Pick a workflow with real volume
A pilot needs enough repetitions to learn from.
If the workflow happens twice a year, it may be important, but it will not create fast product feedback. Look for something that appears weekly or daily: purchase requests, invoice capture, restock requests, repairs, leave requests, customer callbacks, or status updates.
Frequent work reveals friction quickly.
Pick a workflow with clear pain
The workflow should already be annoying.
Good signs include repeated follow-up, missed approvals, unclear owners, late finance entries, customer escalations, or too many screenshots being forwarded around.
If nobody feels the pain, nobody will protect the new process when the team gets busy.
Pick a bounded workflow
The best first workflow has a clear start and finish.
For example: WhatsApp request arrives, job is created, manager approves, assignee completes, requester gets an update.
That boundary makes implementation easier and makes success visible. Everyone can tell whether the workflow improved.
Do not start with the hardest exception
Every business has edge cases. They matter, but they should not define the first pilot.

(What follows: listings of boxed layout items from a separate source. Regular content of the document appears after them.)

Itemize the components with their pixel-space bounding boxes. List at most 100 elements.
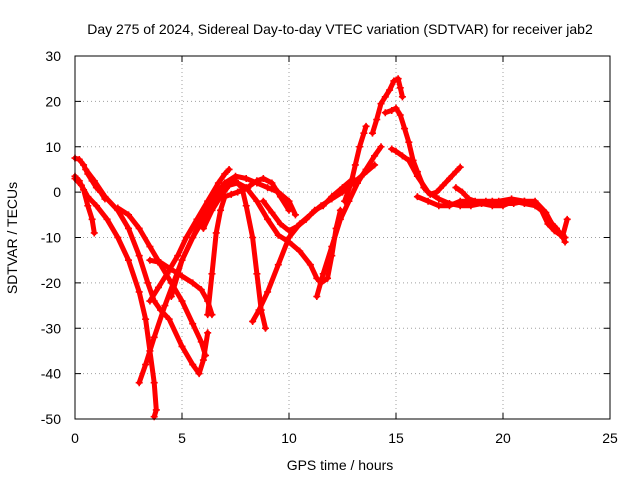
data-point-marker [125, 256, 132, 264]
data-point-marker [328, 193, 336, 201]
data-point-marker [285, 206, 293, 214]
data-point-marker [276, 193, 284, 201]
data-point-marker [386, 86, 394, 94]
data-point-marker [165, 315, 173, 323]
data-point-marker [264, 215, 272, 223]
data-point-marker [446, 175, 453, 183]
data-point-marker [328, 243, 336, 251]
series-trace [147, 257, 215, 318]
data-point-marker [285, 197, 293, 205]
data-point-marker [362, 165, 370, 173]
data-point-marker [253, 197, 261, 205]
data-point-marker [217, 206, 225, 214]
series-trace [200, 180, 343, 286]
data-point-marker [178, 297, 186, 305]
data-point-marker [135, 379, 143, 387]
data-point-marker [313, 274, 321, 282]
series-trace [147, 166, 232, 304]
data-point-marker [368, 129, 376, 137]
data-point-marker [135, 288, 143, 296]
data-point-marker [208, 206, 216, 214]
data-point-marker [163, 270, 171, 278]
data-point-marker [433, 188, 441, 196]
data-point-marker [413, 172, 421, 180]
data-point-marker [103, 215, 111, 223]
data-point-marker [114, 204, 122, 212]
data-point-marker [324, 274, 332, 282]
data-point-marker [405, 138, 413, 146]
tick-layer [74, 55, 611, 420]
data-point-marker [550, 224, 558, 232]
data-point-marker [471, 197, 479, 205]
data-point-marker [161, 302, 169, 310]
data-point-marker [146, 297, 154, 305]
data-point-marker [199, 356, 207, 364]
y-axis-title: SDTVAR / TECUs [4, 182, 20, 294]
data-point-marker [174, 252, 182, 260]
y-tick-label: -20 [41, 275, 61, 291]
data-point-marker [456, 197, 464, 205]
data-point-marker [84, 193, 92, 201]
data-point-marker [242, 202, 250, 210]
data-point-marker [199, 211, 207, 219]
data-point-marker [242, 175, 250, 183]
data-point-marker [360, 129, 368, 137]
data-point-marker [178, 256, 186, 264]
grid-layer [75, 56, 610, 419]
data-point-marker [197, 286, 205, 294]
data-point-marker [563, 215, 571, 223]
data-point-marker [371, 161, 379, 169]
data-series-arc-3 [71, 175, 160, 421]
y-tick-label: -30 [41, 320, 61, 336]
data-point-marker [225, 181, 233, 189]
data-point-marker [353, 179, 361, 187]
data-point-marker [276, 220, 284, 228]
tick-label-layer: 0 5 10 15 20 25 -50 -40 -30 -20 -10 0 10 20 30 [41, 48, 618, 446]
data-point-marker [178, 342, 186, 350]
data-point-marker [542, 209, 550, 217]
data-point-marker [253, 270, 261, 278]
data-point-marker [208, 270, 216, 278]
data-point-marker [146, 243, 154, 251]
data-point-marker [390, 77, 398, 85]
data-point-marker [381, 109, 389, 117]
series-layer [71, 75, 571, 421]
data-point-marker [435, 202, 443, 210]
data-point-marker [125, 224, 132, 232]
data-point-marker [351, 161, 359, 169]
data-point-marker [339, 184, 346, 192]
series-trace [370, 76, 405, 136]
data-point-marker [377, 143, 385, 151]
data-point-marker [189, 361, 197, 369]
data-point-marker [221, 179, 229, 187]
data-point-marker [157, 258, 165, 266]
data-point-marker [377, 100, 385, 108]
data-point-marker [204, 329, 212, 337]
data-point-marker [227, 190, 235, 198]
data-point-marker [150, 379, 158, 387]
data-point-marker [125, 211, 132, 219]
data-point-marker [319, 202, 327, 210]
data-series-arc-4 [82, 165, 212, 378]
data-point-marker [482, 197, 490, 205]
data-point-marker [154, 283, 162, 291]
data-point-marker [356, 143, 364, 151]
data-point-marker [75, 155, 83, 163]
data-point-marker [195, 370, 203, 378]
data-point-marker [210, 193, 218, 201]
x-tick-label: 25 [602, 430, 618, 446]
data-point-marker [398, 93, 406, 101]
data-point-marker [80, 161, 88, 169]
data-point-marker [559, 231, 567, 239]
data-point-marker [217, 193, 225, 201]
data-point-marker [88, 215, 96, 223]
data-point-marker [294, 222, 302, 230]
data-point-marker [458, 188, 466, 196]
data-point-marker [142, 361, 150, 369]
data-point-marker [234, 179, 242, 187]
data-point-marker [259, 175, 267, 183]
data-point-marker [274, 231, 282, 239]
chart-title: Day 275 of 2024, Sidereal Day-to-day VTE… [87, 21, 593, 37]
data-point-marker [189, 279, 197, 287]
data-point-marker [388, 145, 396, 153]
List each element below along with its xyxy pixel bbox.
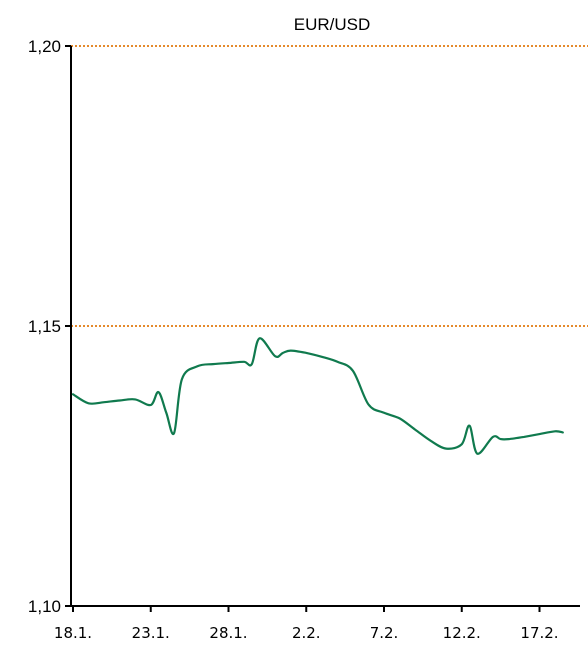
x-tick-label-2: 28.1. [209,624,247,642]
x-tick-label-0: 18.1. [54,624,92,642]
series-line-0 [71,337,564,455]
x-axis-ticks: 18.1. 23.1. 28.1. 2.2. 7.2. 12.2. 17.2. [54,606,559,642]
x-tick-label-4: 7.2. [370,624,399,642]
gridlines [71,45,588,327]
x-tick-label-5: 12.2. [443,624,481,642]
x-tick-label-6: 17.2. [520,624,558,642]
y-tick-label-0: 1,10 [28,597,61,616]
x-tick-label-1: 23.1. [132,624,170,642]
x-tick-label-3: 2.2. [292,624,321,642]
y-axis-ticks: 1,10 1,15 1,20 [28,37,71,616]
chart-title: EUR/USD [294,15,371,34]
y-tick-label-1: 1,15 [28,317,61,336]
series-group [71,337,564,455]
y-tick-label-2: 1,20 [28,37,61,56]
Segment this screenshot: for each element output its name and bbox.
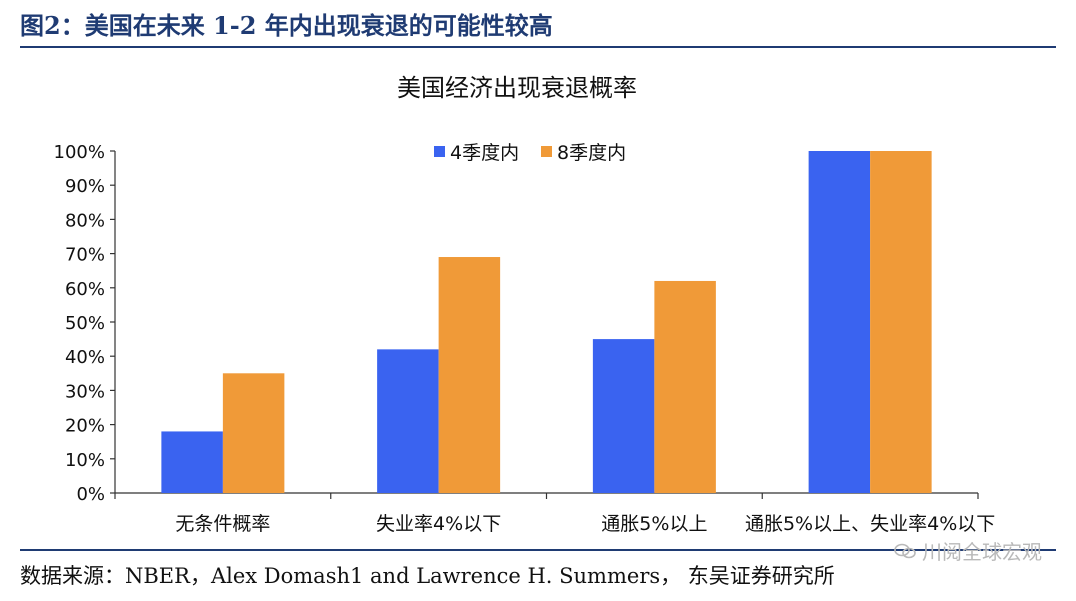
y-tick-label: 60% (65, 279, 105, 300)
bar (870, 151, 932, 493)
y-tick-label: 10% (65, 450, 105, 471)
watermark-text: 川阅全球宏观 (922, 540, 1042, 564)
y-tick-label: 70% (65, 245, 105, 266)
bar (592, 339, 655, 493)
x-tick-label: 无条件概率 (175, 513, 270, 535)
legend: 4季度内 8季度内 (434, 142, 626, 164)
bar (222, 373, 285, 493)
x-tick-label: 通胀5%以上 (601, 513, 707, 535)
y-tick-label: 100% (54, 142, 105, 163)
chart-title: 美国经济出现衰退概率 (397, 74, 637, 102)
y-tick-label: 40% (65, 347, 105, 368)
y-tick-label: 0% (76, 484, 105, 505)
legend-label-series-1: 4季度内 (450, 142, 519, 164)
x-tick-label: 通胀5%以上、失业率4%以下 (745, 513, 995, 535)
y-tick-label: 20% (65, 416, 105, 437)
figure-caption: 图2：美国在未来 1-2 年内出现衰退的可能性较高 (20, 11, 553, 40)
bar (161, 431, 223, 493)
y-tick-label: 30% (65, 381, 105, 402)
watermark: 川阅全球宏观 (894, 536, 1042, 565)
legend-label-series-2: 8季度内 (557, 142, 626, 164)
bar (377, 349, 439, 493)
chat-bubble-icon (894, 543, 916, 558)
legend-swatch-series-1 (434, 146, 445, 157)
y-tick-label: 80% (65, 210, 105, 231)
legend-swatch-series-2 (541, 146, 552, 157)
y-tick-label: 90% (65, 176, 105, 197)
x-tick-label: 失业率4%以下 (376, 513, 501, 535)
bar (654, 280, 716, 493)
source-note: 数据来源：NBER，Alex Domash1 and Lawrence H. S… (20, 564, 835, 588)
top-divider (20, 46, 1056, 48)
bar (808, 151, 871, 493)
bar (438, 257, 501, 493)
y-tick-label: 50% (65, 313, 105, 334)
bottom-divider (20, 549, 1056, 551)
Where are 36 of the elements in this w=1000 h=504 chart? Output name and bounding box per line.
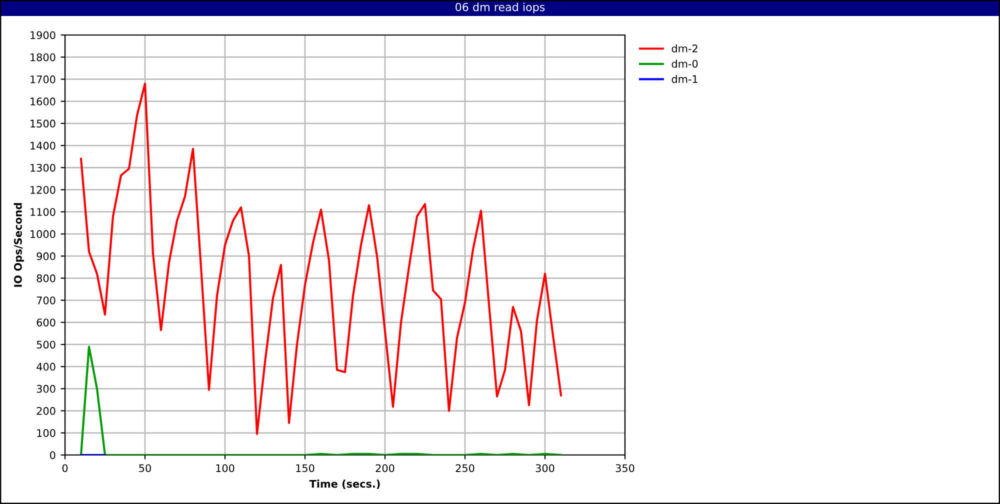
y-tick-label: 1600 xyxy=(30,98,56,106)
x-tick-label: 200 xyxy=(376,464,394,472)
y-tick-label: 1400 xyxy=(30,142,56,150)
x-tick-label: 100 xyxy=(216,464,234,472)
legend-label: dm-0 xyxy=(672,60,698,68)
x-tick-label: 250 xyxy=(456,464,474,472)
y-tick-label: 1700 xyxy=(30,75,56,84)
y-tick-label: 900 xyxy=(36,252,56,260)
y-tick-label: 500 xyxy=(36,340,56,349)
legend-label: dm-2 xyxy=(672,44,698,52)
x-axis-title: Time (secs.) xyxy=(309,480,380,489)
x-tick-label: 0 xyxy=(62,464,68,472)
legend-label: dm-1 xyxy=(672,74,698,84)
x-tick-label: 350 xyxy=(616,464,634,472)
line-series xyxy=(80,82,562,436)
chart-title: 06 dm read iops xyxy=(456,2,545,14)
y-tick-label: 1100 xyxy=(30,208,56,216)
x-tick-label: 50 xyxy=(139,464,151,472)
y-axis-title: IO Ops/Second xyxy=(14,203,24,287)
y-tick-label: 1000 xyxy=(30,230,56,238)
y-tick-label: 700 xyxy=(36,296,56,304)
y-tick-label: 200 xyxy=(36,407,56,415)
y-tick-label: 400 xyxy=(36,362,56,371)
x-tick-label: 150 xyxy=(296,464,314,472)
y-tick-label: 1900 xyxy=(30,31,56,40)
y-tick-label: 300 xyxy=(36,384,56,393)
y-tick-label: 1200 xyxy=(30,186,56,194)
y-tick-label: 100 xyxy=(37,429,56,437)
y-tick-label: 1500 xyxy=(30,120,56,128)
y-tick-label: 1800 xyxy=(30,53,56,62)
y-tick-label: 1300 xyxy=(30,164,56,172)
y-tick-label: 0 xyxy=(50,451,56,460)
y-tick-label: 600 xyxy=(36,318,56,326)
line-series xyxy=(80,346,562,455)
y-tick-label: 800 xyxy=(36,274,56,282)
x-tick-label: 300 xyxy=(536,464,554,472)
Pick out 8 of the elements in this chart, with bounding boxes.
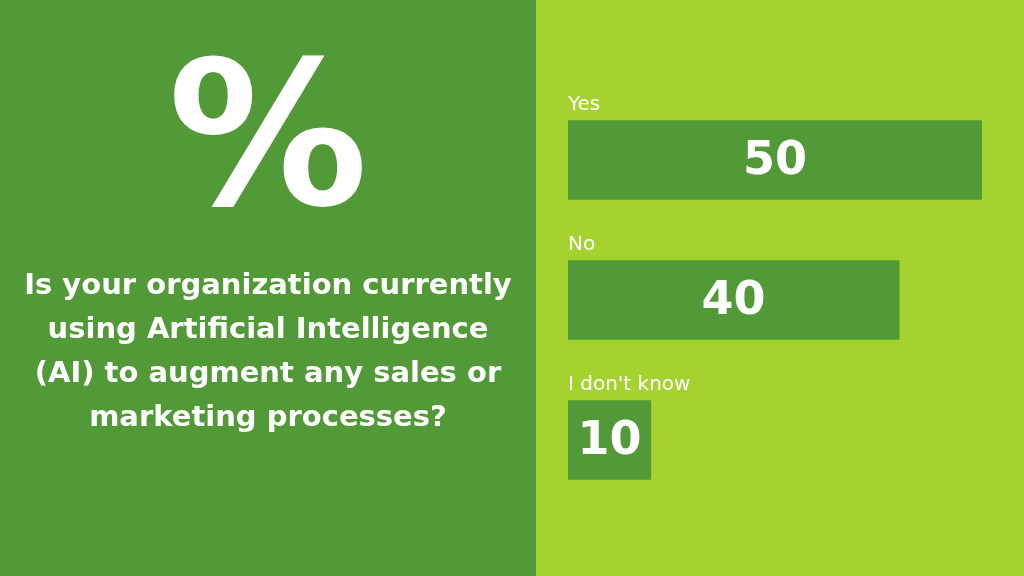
data-label: 50: [742, 130, 808, 185]
y-tick-label: No: [568, 230, 596, 255]
data-label: 40: [701, 270, 766, 325]
y-tick-label: I don't know: [568, 370, 691, 395]
y-tick-label: Yes: [567, 90, 601, 115]
text: Is your organization currently using Artificial Intelligence (AI) to augment any sales or marketing processes?: [23, 266, 513, 435]
data-label: 10: [577, 410, 642, 465]
text: %: [166, 18, 370, 251]
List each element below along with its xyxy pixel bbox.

Start with the normal path. Capture exceptions as follow-ups. Once the team trusts the main workflow, the exception handling becomes easier to design.
Measure the boring things
Good pilot metrics are practical:
- How many requests were captured?
- How many had owners?
- How many approvals were completed?
- How many got stuck?
- How much follow-up moved out of chat?
- Could the team find the record later?
That is enough to know whether the workflow is becoming more operationally mature.